The second category of trouble is what might be termed environmental -- not the natural environment, but the economic environment. Most relevant for our discussion is alternatively a shortage of confidence or an excess of bad uncertainty. Those who could make the decisions and take the actions that would grow the economy lack the confidence to do so. Even today, the economy abounds in opportunities for growth. But turning potential into reality requires action, and action requires confidence—confidence in the future, confidence in the specific effects in government policy, and confidence that government can properly carry out its basic functions, like agreeing to a budget.

America suffers a confidence shortage, and Washington is overwhelmingly the cause.

Confidence, in turn, is lacking because of an excess of uncertainty: Uncertainty about the future, but also uncertainty about the effects of government policies – tax, regulatory, monetary, trade. Uncertainty is natural, of course. The future is always uncertain. But there is good uncertainty and bad uncertainty, much as there is good cholesterol and bad cholesterol.

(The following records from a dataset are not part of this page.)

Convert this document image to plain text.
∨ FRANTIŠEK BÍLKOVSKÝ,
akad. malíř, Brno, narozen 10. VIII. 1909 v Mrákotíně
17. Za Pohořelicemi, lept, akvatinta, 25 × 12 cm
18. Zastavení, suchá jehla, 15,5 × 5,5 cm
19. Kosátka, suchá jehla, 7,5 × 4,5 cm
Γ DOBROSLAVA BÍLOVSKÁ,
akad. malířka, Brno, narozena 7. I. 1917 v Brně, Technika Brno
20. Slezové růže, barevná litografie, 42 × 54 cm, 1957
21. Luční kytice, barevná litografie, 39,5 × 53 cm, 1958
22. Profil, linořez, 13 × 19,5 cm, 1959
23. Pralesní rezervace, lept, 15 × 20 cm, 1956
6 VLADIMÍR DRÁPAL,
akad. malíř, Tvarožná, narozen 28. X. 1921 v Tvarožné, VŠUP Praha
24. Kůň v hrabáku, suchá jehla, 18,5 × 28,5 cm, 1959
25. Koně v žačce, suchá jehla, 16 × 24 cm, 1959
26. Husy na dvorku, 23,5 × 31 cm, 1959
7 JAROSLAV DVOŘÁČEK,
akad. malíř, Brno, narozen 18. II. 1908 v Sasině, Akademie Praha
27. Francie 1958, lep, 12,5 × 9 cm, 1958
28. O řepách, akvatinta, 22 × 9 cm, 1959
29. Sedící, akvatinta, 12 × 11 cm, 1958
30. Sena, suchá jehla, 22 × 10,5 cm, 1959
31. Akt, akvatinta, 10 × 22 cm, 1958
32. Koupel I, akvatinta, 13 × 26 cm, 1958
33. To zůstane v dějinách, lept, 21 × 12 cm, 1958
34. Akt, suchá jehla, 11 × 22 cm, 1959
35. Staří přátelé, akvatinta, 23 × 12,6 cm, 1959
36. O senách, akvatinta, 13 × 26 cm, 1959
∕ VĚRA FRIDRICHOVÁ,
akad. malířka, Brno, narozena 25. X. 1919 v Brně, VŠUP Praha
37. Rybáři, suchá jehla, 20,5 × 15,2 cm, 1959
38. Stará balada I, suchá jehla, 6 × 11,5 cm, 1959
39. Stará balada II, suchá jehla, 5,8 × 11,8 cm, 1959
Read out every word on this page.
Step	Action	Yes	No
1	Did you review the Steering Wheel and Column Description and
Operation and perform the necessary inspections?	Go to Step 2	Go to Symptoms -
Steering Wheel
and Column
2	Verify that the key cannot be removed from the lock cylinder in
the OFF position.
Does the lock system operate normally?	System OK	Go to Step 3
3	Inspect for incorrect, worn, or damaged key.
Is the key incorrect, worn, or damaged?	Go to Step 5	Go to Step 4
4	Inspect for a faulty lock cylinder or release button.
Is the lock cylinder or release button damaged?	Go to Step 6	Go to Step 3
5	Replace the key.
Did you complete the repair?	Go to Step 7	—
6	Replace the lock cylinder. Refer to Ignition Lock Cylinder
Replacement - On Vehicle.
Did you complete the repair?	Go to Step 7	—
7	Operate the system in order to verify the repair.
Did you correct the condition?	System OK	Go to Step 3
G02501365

Good uncertainty, for example, presents opportunities for profit. Bad uncertainty arises largely when investors and entrepreneurs have very real questions about the consequences of government policy.

Tax policy provides a good example of bad uncertainty. The President’s repeated insistence on raising taxes on high-income workers and investors slows the economy even without the policy being enacted. It does so by raising the uncertainty about the tax consequences of various actions. It does not stop all such actions, but it stops some, and therein lies the difference between growth and stagnation.

The President’s insistence is a twofer in terms of bad uncertainty. The specific is that taxpayers don’t know what their tax liability will be. The general is that suggesting raising taxes on anyone in the face of high and possibly rising unemployment suggests a gross lack of understanding about how an economy works. That’s a source of bad uncertainty that afflicts the entire economy, not just those threatened with higher taxes.

In this environment, Congress need not enact bad policy to weaken the economy. Threats suffice to do real damage.

Unfortunately, President Obama’s recent and urgent deficit-building jobs plan was so weak Senate Majority Leader Harry Reid (D-NV) refused even to attempt to bring it to the Senate floor. And his subsequent deficit reduction plan was so full of gimmicks and misrepresentations even his allies on the left had to stifle their reactions. Clearly, President Obama has chosen to campaign for re-election on a far left populist message that sacrifices economic strength and job growth for ideology, leaving the U.S. economy to fend for itself as events in Europe unfold.

The American economist Joseph Schumpeter once observed, “the problem that is usually being visualized is how capitalism administers existing structures, whereas the relevant problem is how it creates and destroys them.” The next few years are very likely to bear this out.